Sam figures that what Lu doesn’t know, can’t hurt her. Except that it does. She discovers that he’s secretly gifted their nest egg to former neighbors, the Adams, so they can afford to have a baby and start their gas station business.
Soon, the Claytons are in trouble: a lawsuit, attorney fees, and a pile of loans that otherwise grateful beneficiaries show no signs of repaying. Lu’s had enough. At her request, and with more than a touch of understatement, Rev. Daniels agrees to intervene, “Maybe Sam’s overdoing it a little.”
Again, McCarey foregrounds the traditional institutions of marriage and family and the selflessness that holds both together. Here, he comically cautions against charity going overboard; his film’s title is a pun on the epithet “Good Samaritan.” Sam’s good deeds hover between sensible and senseless, depending on who’s at the receiving end. Watch for the scene with a lady on the bus.

A Benefactor Bereft of Balance
Cooper is goofier here than in most of his roles; in some scenes, like Sam, he overdoes it. Other scenes run on longer than they should. But like James Stewart, Cooper’s able to pull off otherwise implausible scenes seemingly effortlessly. Sam’s kindness isn’t deliberate or calculated, it’s more like a reflex; he can’t help himself. And Cooper inhabits that character with every gesture.The gorgeous Sheridan has a tough time passing off as a humdrum housewife, and the screenplay, unfairly, depicts Lu, an obviously devoted wife and mother, as too much of a vixen.
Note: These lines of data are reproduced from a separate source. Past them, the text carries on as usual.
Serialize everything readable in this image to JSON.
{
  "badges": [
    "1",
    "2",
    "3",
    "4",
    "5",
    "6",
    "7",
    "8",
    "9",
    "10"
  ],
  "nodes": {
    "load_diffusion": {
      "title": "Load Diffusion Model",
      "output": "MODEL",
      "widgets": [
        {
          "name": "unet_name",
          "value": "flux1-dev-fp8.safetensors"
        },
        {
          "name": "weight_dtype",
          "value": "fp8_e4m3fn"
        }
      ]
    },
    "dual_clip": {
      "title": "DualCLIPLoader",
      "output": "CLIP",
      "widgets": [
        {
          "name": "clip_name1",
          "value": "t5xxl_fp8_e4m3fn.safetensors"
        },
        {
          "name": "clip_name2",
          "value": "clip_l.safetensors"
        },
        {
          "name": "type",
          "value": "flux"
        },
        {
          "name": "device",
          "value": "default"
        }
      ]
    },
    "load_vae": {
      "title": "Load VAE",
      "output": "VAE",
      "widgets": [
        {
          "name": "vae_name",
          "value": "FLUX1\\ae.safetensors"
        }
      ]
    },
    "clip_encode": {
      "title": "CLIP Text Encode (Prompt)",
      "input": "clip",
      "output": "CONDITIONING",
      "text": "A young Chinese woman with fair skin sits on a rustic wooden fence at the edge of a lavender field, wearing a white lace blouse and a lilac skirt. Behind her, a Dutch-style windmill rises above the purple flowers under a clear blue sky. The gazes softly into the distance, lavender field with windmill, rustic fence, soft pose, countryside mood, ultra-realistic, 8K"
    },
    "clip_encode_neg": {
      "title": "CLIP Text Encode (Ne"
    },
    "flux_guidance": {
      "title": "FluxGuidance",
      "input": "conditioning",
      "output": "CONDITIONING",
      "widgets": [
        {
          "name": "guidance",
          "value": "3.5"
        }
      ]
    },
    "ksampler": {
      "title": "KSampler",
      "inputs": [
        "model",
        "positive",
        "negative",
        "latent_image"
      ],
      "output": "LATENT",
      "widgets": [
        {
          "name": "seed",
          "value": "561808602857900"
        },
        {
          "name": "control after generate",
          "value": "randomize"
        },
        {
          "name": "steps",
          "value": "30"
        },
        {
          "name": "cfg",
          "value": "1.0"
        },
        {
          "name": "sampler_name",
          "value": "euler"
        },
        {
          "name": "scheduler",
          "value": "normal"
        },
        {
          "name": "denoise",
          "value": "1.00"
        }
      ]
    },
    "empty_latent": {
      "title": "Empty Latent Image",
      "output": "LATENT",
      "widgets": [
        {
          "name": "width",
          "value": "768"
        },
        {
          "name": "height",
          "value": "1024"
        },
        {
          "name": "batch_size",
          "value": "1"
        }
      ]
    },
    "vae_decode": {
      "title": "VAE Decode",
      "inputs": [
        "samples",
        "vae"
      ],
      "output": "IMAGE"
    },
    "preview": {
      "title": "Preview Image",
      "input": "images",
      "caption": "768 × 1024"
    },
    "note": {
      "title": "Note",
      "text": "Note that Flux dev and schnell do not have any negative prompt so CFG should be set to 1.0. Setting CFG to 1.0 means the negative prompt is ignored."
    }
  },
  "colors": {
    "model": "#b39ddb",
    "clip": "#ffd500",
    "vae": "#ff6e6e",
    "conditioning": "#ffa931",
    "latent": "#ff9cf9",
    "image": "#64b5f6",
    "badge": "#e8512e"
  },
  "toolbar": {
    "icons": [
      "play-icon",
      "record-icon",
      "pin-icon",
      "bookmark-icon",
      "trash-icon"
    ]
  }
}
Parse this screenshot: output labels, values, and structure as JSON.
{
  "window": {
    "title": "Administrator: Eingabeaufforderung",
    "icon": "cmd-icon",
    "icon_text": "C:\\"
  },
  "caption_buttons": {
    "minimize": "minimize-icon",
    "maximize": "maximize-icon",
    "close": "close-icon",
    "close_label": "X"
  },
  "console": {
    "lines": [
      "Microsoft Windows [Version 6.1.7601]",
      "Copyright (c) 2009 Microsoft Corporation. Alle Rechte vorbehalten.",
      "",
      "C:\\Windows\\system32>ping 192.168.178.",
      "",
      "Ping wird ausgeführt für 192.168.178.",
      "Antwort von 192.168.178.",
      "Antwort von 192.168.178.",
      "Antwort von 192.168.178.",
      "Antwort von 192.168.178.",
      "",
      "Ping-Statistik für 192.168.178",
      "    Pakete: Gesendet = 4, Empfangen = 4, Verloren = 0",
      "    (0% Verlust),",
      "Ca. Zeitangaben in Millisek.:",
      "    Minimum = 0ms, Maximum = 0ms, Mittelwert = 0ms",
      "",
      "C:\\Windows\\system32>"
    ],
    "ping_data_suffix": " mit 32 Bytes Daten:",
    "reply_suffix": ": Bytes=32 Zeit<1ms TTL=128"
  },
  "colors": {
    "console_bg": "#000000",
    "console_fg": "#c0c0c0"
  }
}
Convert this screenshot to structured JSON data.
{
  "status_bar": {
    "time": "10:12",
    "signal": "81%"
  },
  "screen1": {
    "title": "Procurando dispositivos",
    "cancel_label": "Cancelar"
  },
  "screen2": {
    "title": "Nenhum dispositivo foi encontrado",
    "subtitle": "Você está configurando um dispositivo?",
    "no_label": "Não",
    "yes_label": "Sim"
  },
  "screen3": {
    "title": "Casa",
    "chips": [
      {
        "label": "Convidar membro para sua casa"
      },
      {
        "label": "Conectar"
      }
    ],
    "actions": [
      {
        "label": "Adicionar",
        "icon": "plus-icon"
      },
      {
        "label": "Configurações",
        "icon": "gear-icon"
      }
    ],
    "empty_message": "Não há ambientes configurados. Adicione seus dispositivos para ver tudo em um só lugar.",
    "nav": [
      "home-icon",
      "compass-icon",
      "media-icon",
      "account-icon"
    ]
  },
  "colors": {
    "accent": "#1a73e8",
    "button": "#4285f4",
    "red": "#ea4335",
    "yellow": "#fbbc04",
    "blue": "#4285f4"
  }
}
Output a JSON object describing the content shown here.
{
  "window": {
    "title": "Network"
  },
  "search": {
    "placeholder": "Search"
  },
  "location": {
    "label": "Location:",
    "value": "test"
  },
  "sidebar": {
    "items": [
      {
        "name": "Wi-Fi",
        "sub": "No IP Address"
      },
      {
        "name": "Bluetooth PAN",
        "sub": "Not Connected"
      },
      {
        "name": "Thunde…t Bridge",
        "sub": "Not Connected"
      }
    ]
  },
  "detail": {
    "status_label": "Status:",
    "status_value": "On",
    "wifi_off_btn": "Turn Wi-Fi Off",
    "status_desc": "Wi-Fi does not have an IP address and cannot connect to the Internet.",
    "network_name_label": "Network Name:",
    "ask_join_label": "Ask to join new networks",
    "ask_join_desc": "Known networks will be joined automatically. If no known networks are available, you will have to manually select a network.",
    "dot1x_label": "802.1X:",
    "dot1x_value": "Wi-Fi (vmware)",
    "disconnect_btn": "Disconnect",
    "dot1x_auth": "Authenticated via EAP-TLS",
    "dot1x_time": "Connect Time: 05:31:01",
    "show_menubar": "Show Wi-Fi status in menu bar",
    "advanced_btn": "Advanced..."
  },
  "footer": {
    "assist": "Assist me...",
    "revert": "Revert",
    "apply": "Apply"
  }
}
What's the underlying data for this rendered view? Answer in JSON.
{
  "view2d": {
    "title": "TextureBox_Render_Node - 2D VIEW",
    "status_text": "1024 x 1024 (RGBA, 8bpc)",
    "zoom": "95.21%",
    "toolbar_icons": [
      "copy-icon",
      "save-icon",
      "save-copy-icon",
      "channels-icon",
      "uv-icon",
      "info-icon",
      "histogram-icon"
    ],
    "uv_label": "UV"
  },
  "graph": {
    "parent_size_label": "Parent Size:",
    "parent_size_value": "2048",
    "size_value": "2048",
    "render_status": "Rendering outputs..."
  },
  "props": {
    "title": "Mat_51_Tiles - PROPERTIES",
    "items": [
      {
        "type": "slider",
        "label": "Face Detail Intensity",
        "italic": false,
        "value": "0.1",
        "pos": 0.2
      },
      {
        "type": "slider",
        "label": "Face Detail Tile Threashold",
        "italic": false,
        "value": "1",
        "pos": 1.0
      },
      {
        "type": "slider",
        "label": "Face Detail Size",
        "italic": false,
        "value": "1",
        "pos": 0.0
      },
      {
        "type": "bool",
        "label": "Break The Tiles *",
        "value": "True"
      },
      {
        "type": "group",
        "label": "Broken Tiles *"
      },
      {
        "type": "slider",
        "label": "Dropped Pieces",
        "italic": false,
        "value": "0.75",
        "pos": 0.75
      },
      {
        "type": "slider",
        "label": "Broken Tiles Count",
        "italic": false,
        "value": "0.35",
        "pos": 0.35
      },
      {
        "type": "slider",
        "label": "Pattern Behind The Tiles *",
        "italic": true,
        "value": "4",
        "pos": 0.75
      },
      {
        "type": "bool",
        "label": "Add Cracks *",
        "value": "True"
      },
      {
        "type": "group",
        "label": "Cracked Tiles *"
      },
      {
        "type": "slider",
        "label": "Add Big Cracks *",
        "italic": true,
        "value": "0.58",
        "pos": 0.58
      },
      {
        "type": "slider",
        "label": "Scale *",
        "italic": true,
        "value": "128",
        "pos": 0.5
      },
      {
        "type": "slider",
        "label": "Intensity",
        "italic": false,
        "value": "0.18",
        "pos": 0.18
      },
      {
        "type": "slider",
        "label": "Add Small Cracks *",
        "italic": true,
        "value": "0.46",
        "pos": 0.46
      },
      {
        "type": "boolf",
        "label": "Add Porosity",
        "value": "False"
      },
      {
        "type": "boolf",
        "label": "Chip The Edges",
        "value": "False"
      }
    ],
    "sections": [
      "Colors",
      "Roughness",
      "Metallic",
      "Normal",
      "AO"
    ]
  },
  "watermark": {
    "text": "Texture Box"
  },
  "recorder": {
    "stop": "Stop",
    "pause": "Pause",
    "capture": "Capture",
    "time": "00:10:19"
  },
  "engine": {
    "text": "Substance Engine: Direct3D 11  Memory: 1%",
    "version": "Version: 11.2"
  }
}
She doesn’t resent Sam’s kindness, merely that it too often comes at the expense of kindness to his own family. Is a little balance, she wonders, too much to ask for? Once, she sighs to Sam, “We have no life of our own.” With her expressive eyes and throaty laughter, Sheridan shines with some amusing lines.
When Lu’s pleading with Rev. Daniels to intervene, she admits that she knows marriage ought to be a case of give and take. But she finds it odd that Sam gets to give everything away while she’s supposed to just take it. Deadpan she says, “He is his brother’s keeper and he’s got too many brothers. He started with my brother, and he’s built up from there.”

Car mechanic Nelson (Clinton Sundberg) strolls into the house and plonks himself at the dining table—on Sam’s invitation, of course. A horrified and already overwrought Lu rushes to serve breakfast.
Nelson explains with mock propriety, and without a hint of irony, that he doesn’t entertain freeloaders, as he says, “You’d be surprised how many people don’t pay. It’d amaze you the number of deadbeats there are … worthless, no-good.”
With all the irony she can muster, Lu smilingly introduces her fashionably late-riser brother, “Have you met my brother, Claude?”